You have total control over casting a movie based on your life. Which actor would you cast as you?

Catherine Tate
Catherine Tate. I’m assuming it will be a comedy! Actually, Catherine Tate is a terrific serious actress too.

Who is your favorite recurring character in crime fiction?

I think Matthew Shardlake from CJ Sansom’s Tudor novels. He’s such a likeable, believable character.

Name one book that you've read that you wish you had written. What is it about that book that made it come to mind?

The Woman in White by Wilkie Collins. It has everything – wonderful heroine, terrific story and the best villain in English fiction. And it’s long – I’d love to write a really long book.

What did you do the first time you saw one of your books on a shelf in a bookstore? How did you celebrate when you first heard you were to be published?

My first four books were written under my own name, Domenica de Rosa, and, though I know they were published, I never saw them for sale anywhere! My first book The Italian Quarter was loosely based on my dad’s life and, when I saw it, I was terrified. I hadn’t told my family that I’d written it and I was afraid that they wouldn’t approve. And I was right - they didn’t.

I don't know if you've seen it, but I love Parnell Hall's video about book signings. What is the most unusual experience you've had at a book signing or author event?

I was doing a talk at King’s Lynn library when the police burst in. I thought it was Nelson and Co for a moment. Apparently they had been having some trouble with local youths but it’s a beautiful library and they made me feel really welcome.

The way some people talk, the only way to read now or in the future is with some sort of electronic device, like my husband's Nook. What is your opinion of eBooks, and how will they affect you as a published author?

I don’t have an eReader myself but I can see the attraction. I’m always terrified of running out of books on holiday, for example, and a Kindle would solve that problem. My theory is that printed books will fight back by becoming more of an artefact in themselves, more beautiful and ornate, maybe with illustrations. After all, Dickens’ books were illustrated. Why shouldn’t adult books be illustrated? Imagine the buzz of, say, a new book by Martin Amis illustrated by Damian Hirst....

On Sale in the US January 10!
Elly, I have to admit that I was able to obtain an advance reader's copy of The House at Sea's End, and-- once again-- I'm eagerly awaiting your next book. Thanks to you, I know that the fourth Dr. Ruth Galloway book is titled A Room Full of Bones, and it will be available in the UK on January 5. In fact, Amazon UK says they have it in stock now!

Thank you for giving us this opportunity to get to know you a little better. May your book sales do nothing but increase!


  1. Lovely interview!
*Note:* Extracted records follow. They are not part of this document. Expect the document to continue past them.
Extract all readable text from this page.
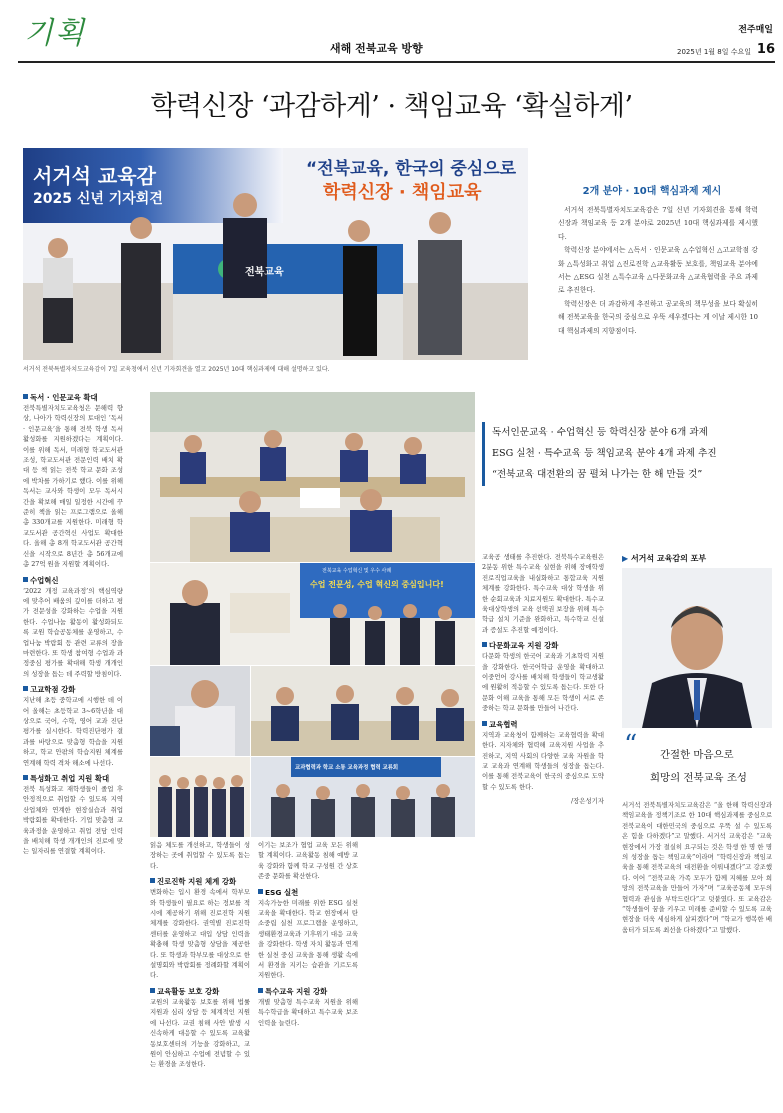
기획	새해 전북교육 방향
전주매일
2025년 1월 8일 수요일 16
학력신장 ‘과감하게’ · 책임교육 ‘확실하게’
서거석 교육감
2025 신년 기자회견
“전북교육, 한국의 중심으로
학력신장 · 책임교육
전북교육
서거석 전북특별자치도교육감이 7일 교육청에서 신년 기자회견을 열고 2025년 10대 핵심과제에 대해 설명하고 있다.
2개 분야 · 10대 핵심과제 제시

서거석 전북특별자치도교육감은 7일 신년 기자회견을 통해 학력신장과 책임교육 등 2개 분야로 2025년 10대 핵심과제를 제시했다.

학력신장 분야에서는 △독서 · 인문교육 △수업혁신 △고교학점 강화 △특성화고 취업 △진로진학 △교육활동 보호를, 책임교육 분야에서는 △ESG 실천 △특수교육 △다문화교육 △교육협력을 주요 과제로 추진한다.

학력신장은 더 과감하게 추진하고 공교육의 책무성을 보다 확실히 해 전북교육을 한국의 중심으로 우뚝 세우겠다는 게 이날 제시한 10대 핵심과제의 지향점이다.

독서 · 인문교육 확대

전북특별자치도교육청은 문해력 향상, 나아가 학력신장의 토대인 ‘독서 · 인문교육’을 통해 전북 학생 독서 활성화를 지원하겠다는 계획이다. 이를 위해 독서, 미래형 학교도서관 조성, 학교도서관 전문인력 배치 확대 등 책 읽는 전북 학교 문화 조성에 박차를 가하기로 했다. 이를 위해 독서는 교사와 학생이 모두 독서시간을 확보해 매일 일정한 시간에 꾸준히 책을 읽는 프로그램으로 올해 총 330개교를 지원한다. 미래형 학교도서관 공간혁신 사업도 확대한다. 올해 총 8개 학교도서관 공간혁신을 시작으로 8년간 총 56개교에 총 27억 원을 지원할 계획이다.

수업혁신

‘2022 개정 교육과정’의 핵심역량에 맞추어 배움의 깊이를 더하고 평가 전문성을 강화하는 수업을 지원한다. 수업나눔 활동이 활성화되도록 교원 학습공동체를 운영하고, 수업나눔 박람회 등 관련 교류의 장을 마련한다. 또 학생 참여형 수업과 과정중심 평가를 확대해 학생 개개인의 성장을 돕는 데 주력할 방침이다.

고교학점 강화

지난해 초등 중학교에 시행한 데 이어 올해는 초등학교 3~6학년을 대상으로 국어, 수학, 영어 교과 진단평가를 실시한다. 학력진단평가 결과를 바탕으로 맞춤형 학습을 지원하고, 학교 안팎의 학습지원 체계를 연계해 학력 격차 해소에 나선다.

특성화고 취업 지원 확대

전북 특성화고 재학생들이 졸업 후 안정적으로 취업할 수 있도록 지역 산업체와 연계한 현장실습과 취업 박람회를 확대한다. 기업 맞춤형 교육과정을 운영하고 취업 전담 인력을 배치해 학생 개개인의 진로에 맞는 일자리를 연결할 계획이다.

전북교육 수업혁신 및 우수 사례
수업 전문성, 수업 혁신의 중심입니다!
교과협력과 학교 소통 교육과정 협력 교류회
독서인문교육 · 수업혁신 등 학력신장 분야 6개 과제
ESG 실천 · 특수교육 등 책임교육 분야 4개 과제 추진
“전북교육 대전환의 꿈 펼쳐 나가는 한 해 만들 것”

읽음 체도를 개선하고, 학생들이 성장하는 곳에 취업할 수 있도록 돕는다.

진로진학 지원 체계 강화

변화하는 입시 환경 속에서 학부모와 학생들이 필요로 하는 정보를 적시에 제공하기 위해 진로진학 지원 체계를 강화한다. 권역별 진로진학센터를 운영하고 대입 상담 인력을 확충해 학생 맞춤형 상담을 제공한다. 또 학생과 학부모를 대상으로 한 설명회와 박람회를 정례화할 계획이다.

교육활동 보호 강화

교원의 교육활동 보호를 위해 법률 지원과 심리 상담 등 체계적인 지원에 나선다. 교권 침해 사안 발생 시 신속하게 대응할 수 있도록 교육활동보호센터의 기능을 강화하고, 교원이 안심하고 수업에 전념할 수 있는 환경을 조성한다.

이기는 보조가 협업 교육 모든 위해할 계획이다. 교육활동 침해 예방 교육 강화와 함께 학교 구성원 간 상호 존중 문화를 확산한다.

ESG 실천

지속가능한 미래를 위한 ESG 실천 교육을 확대한다. 학교 현장에서 탄소중립 실천 프로그램을 운영하고, 생태환경교육과 기후위기 대응 교육을 강화한다. 학생 자치 활동과 연계한 실천 중심 교육을 통해 생활 속에서 환경을 지키는 습관을 기르도록 지원한다.

특수교육 지원 강화

개별 맞춤형 특수교육 지원을 위해 특수학급을 확대하고 특수교육 보조인력을 늘린다.

교육공 생태를 추진한다. 전북특수교육원은 2분동 위한 특수교육 실현을 위해 장애학생 진로직업교육을 내실화하고 통합교육 지원 체계를 강화한다. 특수교육 대상 학생을 위한 순회교육과 치료지원도 확대한다. 특수교육대상학생의 교육 선택권 보장을 위해 특수학급 설치 기준을 완화하고, 특수학교 신설과 증설도 추진할 예정이다.

다문화교육 지원 강화

다문화 학생의 한국어 교육과 기초학력 지원을 강화한다. 한국어학급 운영을 확대하고 이중언어 강사를 배치해 학생들이 학교생활에 원활히 적응할 수 있도록 돕는다. 또한 다문화 이해 교육을 통해 모든 학생이 서로 존중하는 학교 문화를 만들어 나간다.

교육협력

지역과 교육청이 함께하는 교육협력을 확대한다. 지자체와 협력해 교육지원 사업을 추진하고, 지역 사회의 다양한 교육 자원을 학교 교육과 연계해 학생들의 성장을 돕는다. 이를 통해 전북교육이 한국의 중심으로 도약할 수 있도록 한다.

/장은성기자

▶ 서거석 교육감의 포부
“ 간절한 마음으로
희망의 전북교육 조성
서거석 전북특별자치도교육감은 “올 한해 학력신장과 책임교육을 정책기조로 한 10대 핵심과제를 중심으로 전북교육이 대한민국의 중심으로 우뚝 설 수 있도록 온 힘을 다하겠다”고 말했다. 서거석 교육감은 “교육 현장에서 가장 절실히 요구되는 것은 학생 한 명 한 명의 성장을 돕는 책임교육”이라며 “학력신장과 책임교육을 통해 전북교육의 대전환을 이뤄내겠다”고 강조했다. 이어 “전북교육 가족 모두가 함께 지혜를 모아 희망의 전북교육을 만들어 가자”며 “교육공동체 모두의 협력과 관심을 부탁드린다”고 덧붙였다. 또 교육감은 “학생들이 꿈을 키우고 미래를 준비할 수 있도록 교육 현장을 더욱 세심하게 살피겠다”며 “학교가 행복한 배움터가 되도록 최선을 다하겠다”고 말했다.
I really enjoyed reading this. I'm going to link to it on my blog, as some of my blogging friends love Elly Griffiths also.

  2. Susan-- I'm glad you enjoyed the interview and have linked to it. I'm afraid most of my readers are off enjoying the sales!

  3. I'm a day late and a dollar short, but I really enjoyed this interview. She is new to me but won't be for long. Besides, Elly was my beloved mother-in-law's name. How could I resist? Loved it that the police burst in while she was giving a talk in a library. Maybe that scene will make it into one of her future books?

  4. Came here via Susan's blog and thoroughly enjoyed the interview with one of my favourite crime writers. So thrilled the new Ruth Galloway book is out soon.

  5. Barbara-- I can see where that could be used in a future book! I think Ruth is your type of character, and I hope you can give this series a try.

    Cath-- Thanks for stopping by! I'm glad you liked the interview. I'm very tempted to order a UK copy of A Room Full of Bones, but then I'd be faced with an even longer wait for the next one! :-(

  6. I loved The Crossing Places and The Janus Stone..oh, I have to get my hands on The House at Sea's End!

    it's US publication date is my birthday,1/12, so maybe I need to treat myself to a gift.

  7. Caite-- Having read the book myself, I'd say you definitely need to treat yourself!